India no longer waited to capture this opportunity. For India, it was the right time. The trilateral treaty has neutralised Pakistan and China bargaining position via-a-vis India to a large extent. India could flourish its ties with Afghanistan and Central Asia without the interference of Pakistan. India wants to enhance its US$ 9 billion trade with Iran by competing with Iran-China US$ 52 billion trade. Interestingly, Pakistan-Iran trade is hardly US$ 400 million.
Indian intentions against Gwadar and Pakistan-China corridor and its sabotage activities are well known. It opposes the CPEC as it goes through the disputed area of Jammu and Kashmir.

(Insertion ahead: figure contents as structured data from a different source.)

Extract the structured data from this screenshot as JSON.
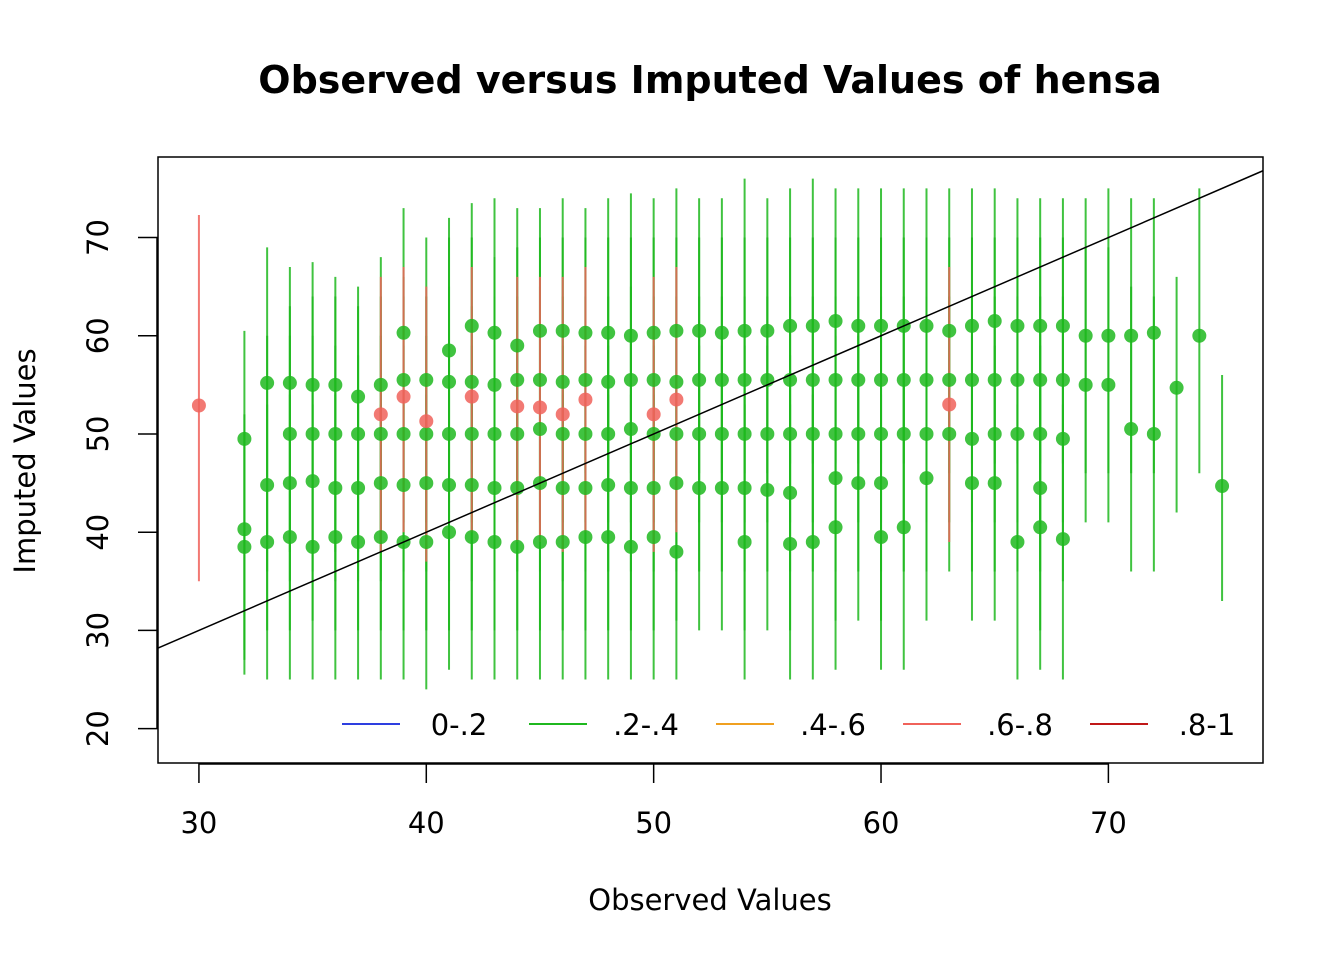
{
  "chart_data": {
    "type": "scatter",
    "title": "Observed versus Imputed Values of hensa",
    "xlabel": "Observed Values",
    "ylabel": "Imputed Values",
    "xlim": [
      28.2,
      76.8
    ],
    "ylim": [
      16.5,
      78.2
    ],
    "x_ticks": [
      30,
      40,
      50,
      60,
      70
    ],
    "y_ticks": [
      20,
      30,
      40,
      50,
      60,
      70
    ],
    "grid": false,
    "reference_line": {
      "slope": 1,
      "intercept": 0
    },
    "legend": {
      "placement": "bottom-right",
      "entries": [
        {
          "label": "0-.2",
          "color": "#2E3FE0"
        },
        {
          "label": ".2-.4",
          "color": "#1FB81F"
        },
        {
          "label": ".4-.6",
          "color": "#F0A020"
        },
        {
          "label": ".6-.8",
          "color": "#F0625A"
        },
        {
          "label": ".8-1",
          "color": "#C01818"
        }
      ]
    },
    "series": [
      {
        "name": ".2-.4",
        "color": "#1FB81F",
        "points": [
          [
            32,
            49.5,
            25.5,
            60.5
          ],
          [
            32,
            38.5,
            27,
            50
          ],
          [
            32,
            40.3,
            28,
            52
          ],
          [
            33,
            55.2,
            36,
            69
          ],
          [
            33,
            44.8,
            30,
            60
          ],
          [
            33,
            39,
            25,
            53
          ],
          [
            34,
            55.2,
            38,
            67
          ],
          [
            34,
            50,
            35,
            63
          ],
          [
            34,
            45,
            30,
            60
          ],
          [
            34,
            39.5,
            25,
            54
          ],
          [
            35,
            55,
            38,
            67.5
          ],
          [
            35,
            50,
            36,
            64
          ],
          [
            35,
            45.2,
            31,
            60
          ],
          [
            35,
            38.5,
            25,
            53
          ],
          [
            36,
            55,
            38,
            66
          ],
          [
            36,
            50,
            35,
            64
          ],
          [
            36,
            44.5,
            30,
            59
          ],
          [
            36,
            39.5,
            25,
            54
          ],
          [
            37,
            53.8,
            38,
            65
          ],
          [
            37,
            50,
            35,
            63
          ],
          [
            37,
            44.5,
            30,
            58
          ],
          [
            37,
            39,
            25,
            53
          ],
          [
            38,
            55,
            40,
            68
          ],
          [
            38,
            50,
            35,
            64
          ],
          [
            38,
            45,
            30,
            60
          ],
          [
            38,
            39.5,
            25,
            53
          ],
          [
            39,
            60.3,
            45,
            73
          ],
          [
            39,
            55.5,
            41,
            66
          ],
          [
            39,
            50,
            36,
            64
          ],
          [
            39,
            44.8,
            30,
            59
          ],
          [
            39,
            39,
            25,
            53
          ],
          [
            40,
            55.5,
            41,
            70
          ],
          [
            40,
            50,
            36,
            64
          ],
          [
            40,
            45,
            30,
            60
          ],
          [
            40,
            39,
            24,
            54
          ],
          [
            41,
            58.5,
            43,
            72
          ],
          [
            41,
            55.3,
            41,
            70
          ],
          [
            41,
            50,
            35,
            65
          ],
          [
            41,
            44.8,
            30,
            59
          ],
          [
            41,
            40,
            26,
            56
          ],
          [
            42,
            61,
            47,
            73.5
          ],
          [
            42,
            55.3,
            41,
            70
          ],
          [
            42,
            50,
            35,
            63
          ],
          [
            42,
            44.8,
            30,
            59
          ],
          [
            42,
            39.5,
            25,
            54
          ],
          [
            43,
            60.3,
            46,
            74
          ],
          [
            43,
            55,
            40,
            68
          ],
          [
            43,
            50,
            35,
            64
          ],
          [
            43,
            44.5,
            30,
            59
          ],
          [
            43,
            39,
            25,
            54
          ],
          [
            44,
            59,
            45,
            73
          ],
          [
            44,
            55.5,
            41,
            69
          ],
          [
            44,
            50,
            36,
            64
          ],
          [
            44,
            44.5,
            30,
            59
          ],
          [
            44,
            38.5,
            25,
            52
          ],
          [
            45,
            60.5,
            46,
            73
          ],
          [
            45,
            55.5,
            41,
            70
          ],
          [
            45,
            50.5,
            36,
            65
          ],
          [
            45,
            45,
            30,
            60
          ],
          [
            45,
            39,
            25,
            53
          ],
          [
            46,
            60.5,
            46,
            74
          ],
          [
            46,
            55.3,
            41,
            70
          ],
          [
            46,
            50,
            35,
            64
          ],
          [
            46,
            44.5,
            30,
            59
          ],
          [
            46,
            39,
            25,
            54
          ],
          [
            47,
            60.3,
            46,
            73
          ],
          [
            47,
            55.5,
            41,
            70
          ],
          [
            47,
            50,
            36,
            64
          ],
          [
            47,
            44.5,
            30,
            59
          ],
          [
            47,
            39.5,
            25,
            54
          ],
          [
            48,
            60.3,
            46,
            74
          ],
          [
            48,
            55.3,
            41,
            70
          ],
          [
            48,
            50,
            36,
            64
          ],
          [
            48,
            44.8,
            30,
            59
          ],
          [
            48,
            39.5,
            25,
            54
          ],
          [
            49,
            60,
            46,
            74.5
          ],
          [
            49,
            55.5,
            41,
            70
          ],
          [
            49,
            50.5,
            36,
            65
          ],
          [
            49,
            44.5,
            30,
            60
          ],
          [
            49,
            38.5,
            25,
            54
          ],
          [
            50,
            60.3,
            46,
            74
          ],
          [
            50,
            55.5,
            41,
            70
          ],
          [
            50,
            50,
            36,
            64
          ],
          [
            50,
            44.5,
            30,
            59
          ],
          [
            50,
            39.5,
            25,
            54
          ],
          [
            51,
            60.5,
            46,
            75
          ],
          [
            51,
            55.3,
            41,
            70
          ],
          [
            51,
            50,
            36,
            64
          ],
          [
            51,
            45,
            31,
            60
          ],
          [
            51,
            38,
            25,
            53
          ],
          [
            52,
            60.5,
            46,
            74
          ],
          [
            52,
            55.5,
            41,
            70
          ],
          [
            52,
            50,
            36,
            64
          ],
          [
            52,
            44.5,
            30,
            59
          ],
          [
            53,
            60.3,
            46,
            74
          ],
          [
            53,
            55.5,
            41,
            70
          ],
          [
            53,
            50,
            36,
            64
          ],
          [
            53,
            44.5,
            30,
            59
          ],
          [
            54,
            60.5,
            46,
            76
          ],
          [
            54,
            55.5,
            41,
            70
          ],
          [
            54,
            50,
            36,
            64
          ],
          [
            54,
            44.5,
            30,
            59
          ],
          [
            54,
            39,
            25,
            53
          ],
          [
            55,
            60.5,
            46,
            74
          ],
          [
            55,
            55.5,
            41,
            70
          ],
          [
            55,
            50,
            36,
            64
          ],
          [
            55,
            44.3,
            30,
            59
          ],
          [
            56,
            61,
            47,
            75
          ],
          [
            56,
            55.5,
            41,
            70
          ],
          [
            56,
            50,
            36,
            64
          ],
          [
            56,
            44,
            30,
            58
          ],
          [
            56,
            38.8,
            25,
            53
          ],
          [
            57,
            61,
            47,
            76
          ],
          [
            57,
            55.5,
            41,
            70
          ],
          [
            57,
            50,
            36,
            64
          ],
          [
            57,
            39,
            25,
            54
          ],
          [
            58,
            61.5,
            47,
            75
          ],
          [
            58,
            55.5,
            41,
            70
          ],
          [
            58,
            50,
            36,
            64
          ],
          [
            58,
            45.5,
            31,
            60
          ],
          [
            58,
            40.5,
            26,
            55
          ],
          [
            59,
            61,
            47,
            75
          ],
          [
            59,
            55.5,
            41,
            70
          ],
          [
            59,
            50,
            36,
            64
          ],
          [
            59,
            45,
            31,
            60
          ],
          [
            60,
            61,
            47,
            75
          ],
          [
            60,
            55.5,
            41,
            70
          ],
          [
            60,
            50,
            36,
            64
          ],
          [
            60,
            45,
            31,
            60
          ],
          [
            60,
            39.5,
            26,
            54
          ],
          [
            61,
            61,
            47,
            75
          ],
          [
            61,
            55.5,
            41,
            70
          ],
          [
            61,
            50,
            36,
            64
          ],
          [
            61,
            40.5,
            26,
            55
          ],
          [
            62,
            61,
            47,
            75
          ],
          [
            62,
            55.5,
            41,
            70
          ],
          [
            62,
            50,
            36,
            64
          ],
          [
            62,
            45.5,
            31,
            60
          ],
          [
            63,
            60.5,
            46,
            75
          ],
          [
            63,
            55.5,
            41,
            70
          ],
          [
            63,
            50,
            36,
            64
          ],
          [
            64,
            61,
            47,
            75
          ],
          [
            64,
            55.5,
            41,
            70
          ],
          [
            64,
            49.5,
            36,
            64
          ],
          [
            64,
            45,
            31,
            60
          ],
          [
            65,
            61.5,
            47,
            75
          ],
          [
            65,
            55.5,
            41,
            70
          ],
          [
            65,
            50,
            36,
            64
          ],
          [
            65,
            45,
            31,
            59
          ],
          [
            66,
            61,
            47,
            74
          ],
          [
            66,
            55.5,
            41,
            70
          ],
          [
            66,
            50,
            36,
            64
          ],
          [
            66,
            39,
            25,
            53
          ],
          [
            67,
            61,
            47,
            74
          ],
          [
            67,
            55.5,
            41,
            70
          ],
          [
            67,
            50,
            36,
            64
          ],
          [
            67,
            44.5,
            30,
            59
          ],
          [
            67,
            40.5,
            26,
            55
          ],
          [
            68,
            61,
            47,
            74
          ],
          [
            68,
            55.5,
            41,
            70
          ],
          [
            68,
            49.5,
            35,
            64
          ],
          [
            68,
            39.3,
            25,
            53
          ],
          [
            69,
            60,
            46,
            74
          ],
          [
            69,
            55,
            41,
            69
          ],
          [
            70,
            60,
            46,
            75
          ],
          [
            70,
            55,
            41,
            69
          ],
          [
            71,
            60,
            46,
            74
          ],
          [
            71,
            50.5,
            36,
            65
          ],
          [
            72,
            60.3,
            46,
            74
          ],
          [
            72,
            50,
            36,
            64
          ],
          [
            73,
            54.7,
            42,
            66
          ],
          [
            74,
            60,
            46,
            75
          ],
          [
            75,
            44.7,
            33,
            56
          ]
        ]
      },
      {
        "name": ".6-.8",
        "color": "#F0625A",
        "points": [
          [
            30,
            52.9,
            35,
            72.3
          ],
          [
            38,
            52,
            38,
            66
          ],
          [
            39,
            53.8,
            40,
            67
          ],
          [
            40,
            51.3,
            37,
            65
          ],
          [
            42,
            53.8,
            40,
            67
          ],
          [
            44,
            52.8,
            39,
            66
          ],
          [
            45,
            52.7,
            39,
            66
          ],
          [
            46,
            52,
            38,
            66
          ],
          [
            47,
            53.5,
            40,
            67
          ],
          [
            50,
            52,
            38,
            66
          ],
          [
            51,
            53.5,
            40,
            67
          ],
          [
            63,
            53,
            39,
            67
          ]
        ]
      }
    ]
  }
}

India wanted to break the China’s encirclement from Myanmar to Sri Lanka, and Pakistan. It looks that India, Iran, Afghanistan, Japan, and the United States are working on re-balancing and pivot to Asia restlessly.
Japan has shown keen interest to be a partner of India developing Chabahar port and its industrial zones. Japanese Government has been considering investing in the infrastructural projects at Chabahar. Prime Minister Shinzo Abe will visit Tehran in August to discuss the project. A Japanese delegation has already visited the site and JICA is undertaking feasible studies to execute projects. Japan and India have already built a robust economic partnership across Asia-Pacific. Chabahar is a great collaboration between India and Japan against China and Pakistan. On the contrary, Japan has not shown any interest in Gwadar and entangled with China in South China Sea on territorial issues.
The Chabahar pact is practical manifestation of that ambition. Opposing this, China, Pakistan, and Central Asia (not clear if all or some Republics) would be resisting. Russian support to this evolving bloc is not sure at this time, although America and NATO are opposing Russian moves in Europe and the Middle East and it would be having little choice to support the China-Pakistan partnership.
It is clear that Gwadar and Chabahar are rival and competing ports in the Arabian Sea on the mouth of the Gulf in the India Ocean where super powers rivalry has reached at the peak. They are not sister ports as repeatedly confirmed by Pakistani and Iranian leaders and diplomats over the years.